Initial Thoughts on “Harry Potter: Wizards Unite”
Earlier this week, Niantic announced that New Zealand had been selected as the first country given a chance to play Harry Potter: Wizards Unite, with a beta version of the game available for download in both the App Store and Google Play. As the rest of the world waits for the chance to play this highly anticipated game, we can show you an early review of Harry Potter: Wizards Unite.
In simple terms, Harry Potter: Wizards Unite really does seem to be a Harry Potter version of Pokémon Go. However, instead of collecting creatures, players act as agents, collecting and containing instances of leaked magic in order to protect the International Statute of Secrecy. The objective is to prevent the wizarding world from being exposed to Muggles, and the gameplay is complemented by the fact that players are literally moving through the Muggle world to achieve this.
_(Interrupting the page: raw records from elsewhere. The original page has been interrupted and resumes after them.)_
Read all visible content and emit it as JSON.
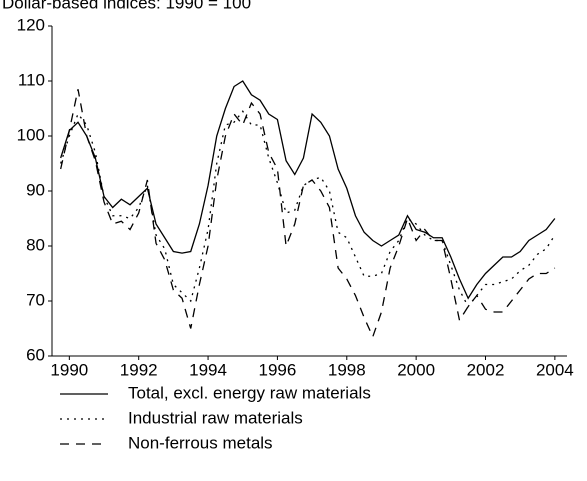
{
  "chart_data": {
    "type": "line",
    "title": "Dollar-based indices: 1990 = 100",
    "x": [
      1989.75,
      1990,
      1990.25,
      1990.5,
      1990.75,
      1991,
      1991.25,
      1991.5,
      1991.75,
      1992,
      1992.25,
      1992.5,
      1992.75,
      1993,
      1993.25,
      1993.5,
      1993.75,
      1994,
      1994.25,
      1994.5,
      1994.75,
      1995,
      1995.25,
      1995.5,
      1995.75,
      1996,
      1996.25,
      1996.5,
      1996.75,
      1997,
      1997.25,
      1997.5,
      1997.75,
      1998,
      1998.25,
      1998.5,
      1998.75,
      1999,
      1999.25,
      1999.5,
      1999.75,
      2000,
      2000.25,
      2000.5,
      2000.75,
      2001,
      2001.25,
      2001.5,
      2001.75,
      2002,
      2002.25,
      2002.5,
      2002.75,
      2003,
      2003.25,
      2003.5,
      2003.75,
      2004
    ],
    "series": [
      {
        "name": "Total, excl. energy raw materials",
        "color": "#000000",
        "dash": "solid",
        "values": [
          96,
          101,
          102.5,
          100,
          96,
          89,
          87,
          88.5,
          87.5,
          89,
          90.5,
          84,
          81.5,
          79,
          78.7,
          79,
          84,
          91,
          100,
          105,
          109,
          110,
          107.5,
          106.5,
          104,
          103,
          95.5,
          93,
          96,
          104,
          102.5,
          100,
          94,
          90.5,
          85.5,
          82.5,
          81,
          80,
          81,
          82,
          85.5,
          83,
          82.5,
          81.5,
          81.5,
          78,
          74,
          70.5,
          73,
          75,
          76.5,
          78,
          78,
          79,
          81,
          82,
          83,
          85
        ]
      },
      {
        "name": "Industrial raw materials",
        "color": "#000000",
        "dash": "dotted",
        "values": [
          95,
          100,
          104,
          102,
          97,
          89,
          85.5,
          85.5,
          85,
          87,
          91,
          82,
          79.5,
          73,
          71.5,
          70,
          76,
          83,
          95,
          102,
          102.5,
          104.5,
          102,
          102,
          96,
          91.5,
          86,
          86.5,
          91,
          92,
          92.5,
          90,
          82.5,
          81.5,
          78,
          74.5,
          74.5,
          75,
          79,
          81,
          85,
          84,
          82,
          81,
          81,
          76.5,
          72,
          69,
          71,
          73,
          73,
          73.5,
          74,
          75.5,
          76.5,
          78.5,
          79.5,
          82
        ]
      },
      {
        "name": "Non-ferrous metals",
        "color": "#000000",
        "dash": "dashed",
        "values": [
          94,
          101,
          108.5,
          100,
          95.5,
          88,
          84,
          84.5,
          83,
          86,
          92,
          80.5,
          77.5,
          72,
          70.5,
          65,
          73,
          80,
          92,
          100,
          104,
          102,
          106,
          104,
          97,
          94,
          80,
          84,
          91,
          92,
          90,
          87,
          76,
          74,
          71,
          67,
          63.5,
          68,
          76,
          80,
          85,
          81,
          83,
          81,
          81,
          74,
          66.5,
          69,
          71,
          68.5,
          68,
          68,
          70,
          72,
          74,
          75,
          75,
          76
        ]
      }
    ],
    "xlim": [
      1989.5,
      2004.35
    ],
    "xticks": [
      1990,
      1992,
      1994,
      1996,
      1998,
      2000,
      2002,
      2004
    ],
    "ylim": [
      60,
      120
    ],
    "yticks": [
      60,
      70,
      80,
      90,
      100,
      110,
      120
    ],
    "grid": false
  }
}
Last month, Pottermore provided a description of Harry Potter: Wizards Unite:
Due to unknown forces (known as ‘the Calamity’), artefacts, beasts, people and even memories of the wizarding world (called ‘Foundables’) seem to be appearing in present-day Muggle reality, and it’s up to all witches and wizards to unite together to rescue them and return everything to its rightful place.
Foundables are rather easy to locate when walking through areas that are highly populated by landmarks. I came across a foundable just by walking approximately 100 meters along the street. I knew this because the iconic three stars appeared on the screen and urged me to align the stars with the target. Once I did this, I simply had to trace the appropriate spell on the screen – similar to Harry Potter: Hogwarts Mystery – and resolve the situation. This process was very easy, and it was quite fun to feel as though I were genuinely containing an incident of magic in a Muggle area.
Speaking of which, the game shows users a map that is accurate to their local geography and uses local landmarks, such as post offices and shops, as destinations. Players do not need to enter these landmarks in order to interact with the in-app destination; being in close proximity is enough. Another small but nifty detail was that as night fell in my location, this was reflected in the app.
One drawback about this game is that, due to the augmented reality aspect, users are required to move around in areas that are highly populated with landmarks, such as shopping areas. This means that this game would not necessarily be as enjoyable or accessible to people who have mobility issues, people who are unable to leave their home very easily due to disabilities or other circumstances, or people who live in rural or isolated areas.
At times, the app took a while to load the next scene, and there was no loading screen; it simply went black. This was expected since Niantic had warned that the game “may be buggy and unstable at times.” The first time this happened, I thought the game had glitched. I also attempted to fight a Cornish pixie at one point, but the only spell I could cast was the Shield Charm, which obviously would not allow me to get a hit in. It was not clear how I should go about unlocking more spells or if that was even necessary. Fortunately, I did have the option of simply leaving the fight.
Overall, it seems like Harry Potter: Wizards Unite might be good fun – especially once it’s more widely accessible and more users can interact with each other. I think this is the app game that most people hoped Harry Potter: Hogwarts Mystery would be (and then were subsequently disappointed).